There are displays in the museum that offer a comprehensive view of the African-American experience that dates back to the early protests against slavery in the 17th century and the highlights of the abolitionist movement. In addition, throughout the museum there are a number of screens that show old television clips of some of the most chilling interviews and scenes depicting racism against African-Americans in history.

For example, there was a televised interview with Arkansas Gov. Orval E. Faubus in 1957, when he was taking a strong stand against the desegregation of the Little Rock public schools. Faubus became infamous for his role in seeking to defy President Eisenhower’s effort in getting Black students to enroll at Little Rock’s Central High School.

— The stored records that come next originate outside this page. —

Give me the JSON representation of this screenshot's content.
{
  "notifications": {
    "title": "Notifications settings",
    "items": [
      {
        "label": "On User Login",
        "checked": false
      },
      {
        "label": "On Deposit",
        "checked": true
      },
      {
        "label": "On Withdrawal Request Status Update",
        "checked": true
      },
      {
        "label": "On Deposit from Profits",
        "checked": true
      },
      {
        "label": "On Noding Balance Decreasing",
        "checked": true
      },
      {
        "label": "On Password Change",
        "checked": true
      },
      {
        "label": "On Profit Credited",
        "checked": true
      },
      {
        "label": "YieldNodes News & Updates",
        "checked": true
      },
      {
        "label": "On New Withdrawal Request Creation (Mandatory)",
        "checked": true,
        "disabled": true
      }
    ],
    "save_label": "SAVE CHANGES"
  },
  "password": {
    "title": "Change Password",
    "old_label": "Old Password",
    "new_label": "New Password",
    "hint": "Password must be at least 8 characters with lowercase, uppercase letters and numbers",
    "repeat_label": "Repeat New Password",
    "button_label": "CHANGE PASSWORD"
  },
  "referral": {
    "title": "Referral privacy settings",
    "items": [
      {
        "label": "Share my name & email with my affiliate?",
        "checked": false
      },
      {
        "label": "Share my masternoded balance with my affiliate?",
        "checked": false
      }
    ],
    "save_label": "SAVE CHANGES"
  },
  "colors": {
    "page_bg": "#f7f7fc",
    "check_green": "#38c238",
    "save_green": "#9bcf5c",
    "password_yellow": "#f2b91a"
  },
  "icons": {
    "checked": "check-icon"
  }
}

There is television footage on display of the brutal forces of Birmingham’s police chief, Eugene “Bull” Connor, who used police attack dogs and fire hoses against peaceful African-Americans demonstrating for civil rights in Alabama.

There are also screens with footage of the Freedom Riders of the 1960s, where integrated groups of young people, mostly college students, rode interstate buses to segregated lunch counters, restaurants and waiting rooms throughout the South.

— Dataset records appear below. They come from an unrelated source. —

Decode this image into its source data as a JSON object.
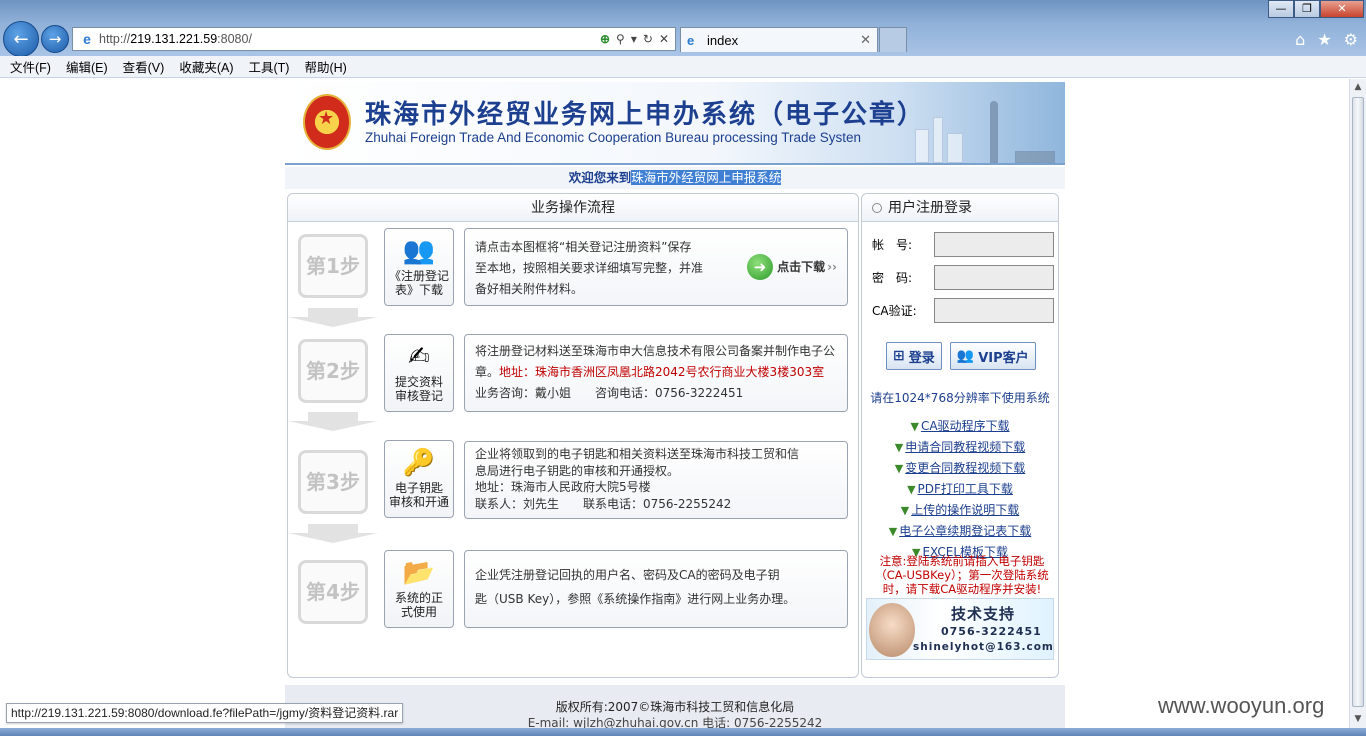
{
  "browser": {
    "url_prefix": "http://",
    "url_host": "219.131.221.59",
    "url_rest": ":8080/",
    "tab_title": "index",
    "menu": [
      "文件(F)",
      "编辑(E)",
      "查看(V)",
      "收藏夹(A)",
      "工具(T)",
      "帮助(H)"
    ]
  },
  "banner": {
    "title": "珠海市外经贸业务网上申办系统（电子公章）",
    "subtitle": "Zhuhai Foreign Trade And Economic Cooperation Bureau processing Trade Systen"
  },
  "welcome": {
    "prefix": "欢迎您来到",
    "highlight": "珠海市外经贸网上申报系统"
  },
  "process": {
    "title": "业务操作流程",
    "steps": [
      {
        "badge": "第1步",
        "icon_label_1": "《注册登记",
        "icon_label_2": "表》下载",
        "line1": "请点击本图框将“相关登记注册资料”保存",
        "line2": "至本地，按照相关要求详细填写完整，并准",
        "line3": "备好相关附件材料。",
        "download_label": "点击下载",
        "download_chevron": "››"
      },
      {
        "badge": "第2步",
        "icon_label_1": "提交资料",
        "icon_label_2": "审核登记",
        "line1": "将注册登记材料送至珠海市申大信息技术有限公司备案并制作电子公",
        "line2_a": "章。",
        "line2_red": "地址：珠海市香洲区凤凰北路2042号农行商业大楼3楼303室",
        "line3": "业务咨询：戴小姐　　咨询电话：0756-3222451"
      },
      {
        "badge": "第3步",
        "icon_label_1": "电子钥匙",
        "icon_label_2": "审核和开通",
        "line1": "企业将领取到的电子钥匙和相关资料送至珠海市科技工贸和信",
        "line2": "息局进行电子钥匙的审核和开通授权。",
        "line3": "地址：珠海市人民政府大院5号楼",
        "line4": "联系人：刘先生　　联系电话：0756-2255242"
      },
      {
        "badge": "第4步",
        "icon_label_1": "系统的正",
        "icon_label_2": "式使用",
        "line1": "企业凭注册登记回执的用户名、密码及CA的密码及电子钥",
        "line2": "匙（USB Key），参照《系统操作指南》进行网上业务办理。"
      }
    ]
  },
  "login": {
    "title": "用户注册登录",
    "account_label": "帐　号:",
    "password_label": "密　码:",
    "ca_label": "CA验证:",
    "login_button": "登录",
    "vip_button": "VIP客户",
    "resolution_notice": "请在1024*768分辨率下使用系统",
    "links": [
      "CA驱动程序下载",
      "申请合同教程视频下载",
      "变更合同教程视频下载",
      "PDF打印工具下载",
      "上传的操作说明下载",
      "电子公章续期登记表下载",
      "EXCEL模板下载"
    ],
    "warning_1": "注意:登陆系统前请插入电子钥匙",
    "warning_2": "（CA-USBKey）；第一次登陆系统",
    "warning_3": "时，请下载CA驱动程序并安装!",
    "support_title": "技术支持",
    "support_phone": "0756-3222451",
    "support_email": "shinelyhot@163.com"
  },
  "footer": {
    "line1": "版权所有:2007©珠海市科技工贸和信息化局",
    "line2": "E-mail: wjlzh@zhuhai.gov.cn 电话: 0756-2255242"
  },
  "status_tip": "http://219.131.221.59:8080/download.fe?filePath=/jgmy/资料登记资料.rar",
  "watermark": "www.wooyun.org"
}
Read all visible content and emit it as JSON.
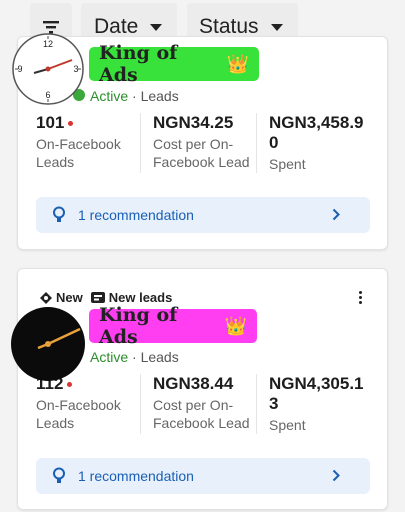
{
  "topbar": {
    "filter_icon": "filter-lines-icon",
    "date_label": "Date",
    "status_label": "Status"
  },
  "cards": [
    {
      "status": "Active",
      "separator": " · ",
      "objective": "Leads",
      "metrics": [
        {
          "value": "101",
          "label": "On-Facebook Leads"
        },
        {
          "value": "NGN34.25",
          "label": "Cost per On-Facebook Lead"
        },
        {
          "value": "NGN3,458.90",
          "label": "Spent"
        }
      ],
      "recommendation": "1 recommendation"
    },
    {
      "tag_new": "New",
      "tag_new_leads": "New leads",
      "status": "Active",
      "separator": " · ",
      "objective": "Leads",
      "metrics": [
        {
          "value": "112",
          "label": "On-Facebook Leads"
        },
        {
          "value": "NGN38.44",
          "label": "Cost per On-Facebook Lead"
        },
        {
          "value": "NGN4,305.13",
          "label": "Spent"
        }
      ],
      "recommendation": "1 recommendation"
    }
  ],
  "overlays": {
    "badge1_text": "King of Ads",
    "badge2_text": "King of Ads",
    "crown": "👑",
    "badge1_color": "#39e23a",
    "badge2_color": "#ff3ef2",
    "clock_numbers": [
      "12",
      "3",
      "6",
      "9"
    ]
  },
  "colors": {
    "accent_blue": "#1a5fb4",
    "active_green": "#2a8f2a",
    "rec_bg": "#e7f0fb"
  }
}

The museum not only offers clips of the Freedom Riders being trained in methods to absorb racist responses, verbally and physically; it also depicts the strong views of white onlookers – many of whom respond to the prospect of racially integrated facilities with horror.

One of the highlights of the museum tour is an exhibit depicting the Montgomery Bus Boycott, with an old municipal bus that visitors can walk through, complete with a life-sized figure of the bus driver and of Rosa Parks. It was her refusal in 1955 to obey bus driver James F. Blake’s order to give up her seat for a white passenger that ignited the civil rights movement. A visitor boarding the bus can hear a recording of the driver, ordering passengers to go to the back of the bus.

However, the most compelling portion of the museum are the two rooms – 306 and 307 – of the old Lorraine Motel, the rooms assigned to King and close SCLC associate Dr. Ralph Abernathy, respectively, on that final day of King’s life in April 1968. The rooms are preserved to look exactly as they did in 1968, down to the old rotary telephones.

Museum guests can then leave that part of the museum and walk through a tunnel to the adjacent building, from which the shots were fired that killed King. That portion of the museum includes information and displays on James Earl Ray, who was convicted in 1969 of assassinating King. However, there are displays that take into account some of the lingering doubts about Ray’s guilt (members of the King family also later stated that they thought Ray was innocent).

The museum’s roots go back to the mid-1980s, when a group of prominent Memphis citizens formed the Martin Luther King Memorial Foundation, later changing its name to the Lorraine Civil Rights Museum Foundation. Under the leadership of D’Army Bailey, a Memphis attorney and activist, the foundation raised enough money to purchase the property on the courthouse steps at a public auction for $144,000. The museum was dedicated in 1991.